Before the Court of Appeal, Done Right conceded that the case law under s. 239 of the Ontario Insurance Act had established that the the loading and storage of a ladder on a truck comes within the scope of the “use or operation” of a truck. Instead, it sought to avoid exclusion #2 by arguing that it defeated its reasonable expectations. The Court disagreed. Done Right sought to avoid the application of exclusion #1 by arguing that it did not expressly exclude the loading of an automobile. It pointed to watercraft and aircraft exclusions in the policy which did expressly exclude “loading or unloading”. Done Right’s argument was based on the implied exclusion maxim, which states that the
express mention of one thing means the exclusion of others not expressly mentioned. It was an interesting argument given that this maxim is typically applied in cases of statutory interpretation. The application judge found the argument to be “attractive” (though moot given the application of exclusion #2), and rejected CUMIS’s argument that the maxim could not be applied to exclusion clauses in an insurance policy. However, the Court of Appeal did not agree that the maxim was of any assistance to Done Right. It held that it was unnecessary for exclusion #1 to expressly exclude loading or unloading since the case law was clear that this waswithin the scope of the “use or operation” of a truck anyway. This could not be said for boats or airplanes. However, it appears that the Court of Appeal accepted that the implied exclusion maxim could, in general, be used to interpret exclusion clauses contained in insurance policies.

Raj K. Datt


Concurrent Exclusion Clause & Narrowing the Duty to Defend

March 30th, 2008

Appin Realty Corp. v. Economical Mutual Insurance Co., [2008] O.J. No. 436, is an interesting decision by the Ontario Court of Appeal dealing with the age old issue of an insurer’s duty to defend. The insured had been sued for bodily injury arising from exposure to mould and/or bacteria. The insurer relied upon an exclusion clause which excluded coverage for bodily injury caused by mould. The motions judge found that the exclusion did not apply since bacteria was a non-excluded peril and had been plead by the plaintiff.
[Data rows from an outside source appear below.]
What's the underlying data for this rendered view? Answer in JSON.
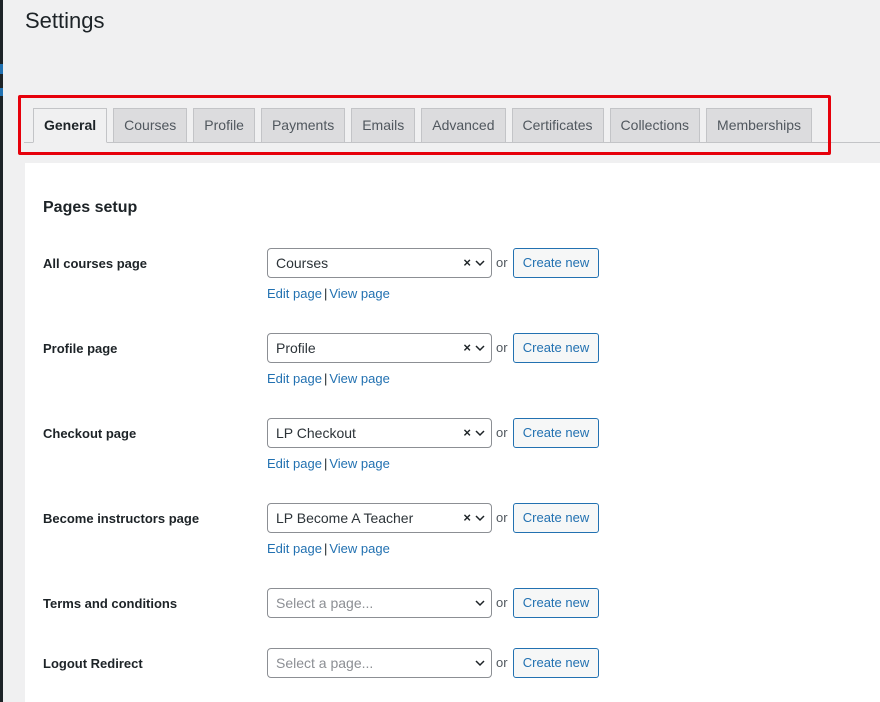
{
  "header": {
    "title": "Settings"
  },
  "tabs": [
    {
      "label": "General",
      "active": true
    },
    {
      "label": "Courses",
      "active": false
    },
    {
      "label": "Profile",
      "active": false
    },
    {
      "label": "Payments",
      "active": false
    },
    {
      "label": "Emails",
      "active": false
    },
    {
      "label": "Advanced",
      "active": false
    },
    {
      "label": "Certificates",
      "active": false
    },
    {
      "label": "Collections",
      "active": false
    },
    {
      "label": "Memberships",
      "active": false
    }
  ],
  "highlight_color": "#e6000b",
  "accent_color": "#2271b1",
  "section": {
    "title": "Pages setup",
    "or_label": "or",
    "create_label": "Create new",
    "edit_label": "Edit page",
    "view_label": "View page",
    "separator": "|",
    "clear_icon": "×",
    "rows": [
      {
        "label": "All courses page",
        "value": "Courses",
        "placeholder": "",
        "has_value": true
      },
      {
        "label": "Profile page",
        "value": "Profile",
        "placeholder": "",
        "has_value": true
      },
      {
        "label": "Checkout page",
        "value": "LP Checkout",
        "placeholder": "",
        "has_value": true
      },
      {
        "label": "Become instructors page",
        "value": "LP Become A Teacher",
        "placeholder": "",
        "has_value": true
      },
      {
        "label": "Terms and conditions",
        "value": "",
        "placeholder": "Select a page...",
        "has_value": false
      },
      {
        "label": "Logout Redirect",
        "value": "",
        "placeholder": "Select a page...",
        "has_value": false
      }
    ]
  }
}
On appeal, the insurer argued that the presence of the word “alleged” in the exclusion absolved the insurer of a duty to defend, even though a non-excluded peril was also alleged. The effect of this interpretation would be that the insurer would have a duty to indemnify (if, after a trial, it was proven that the injury was caused solely by bacteria), but its duty to defend would not be triggered.

This was an interesting argument given, as remarked by the Court of Appeal, it stands on its head the general proposition that the duty to defend is broader than the duty to indemnify. The key to the insurer’s argument was the existence of concurrent exclusion language, which precluded coverage even if there were any contemporaneous causes. The Court of Appeal ultimately rejected the argument since on another possible interpretation, the clause could be taken to mean that wherever injury from mould is alleged in a claim, even if it is ultimately established that the injury arose solely from a covered peril, such as bacteria, the claim would exclude both the duty to defend and the duty to indemnify. This would extend the exclusion to otherwise non-excluded perils. However, the Court of Appeal did leave the door open for an insurer to make its duty to defend more narrow than its duty to indemnify, though this would require more clear and less ambiguous language.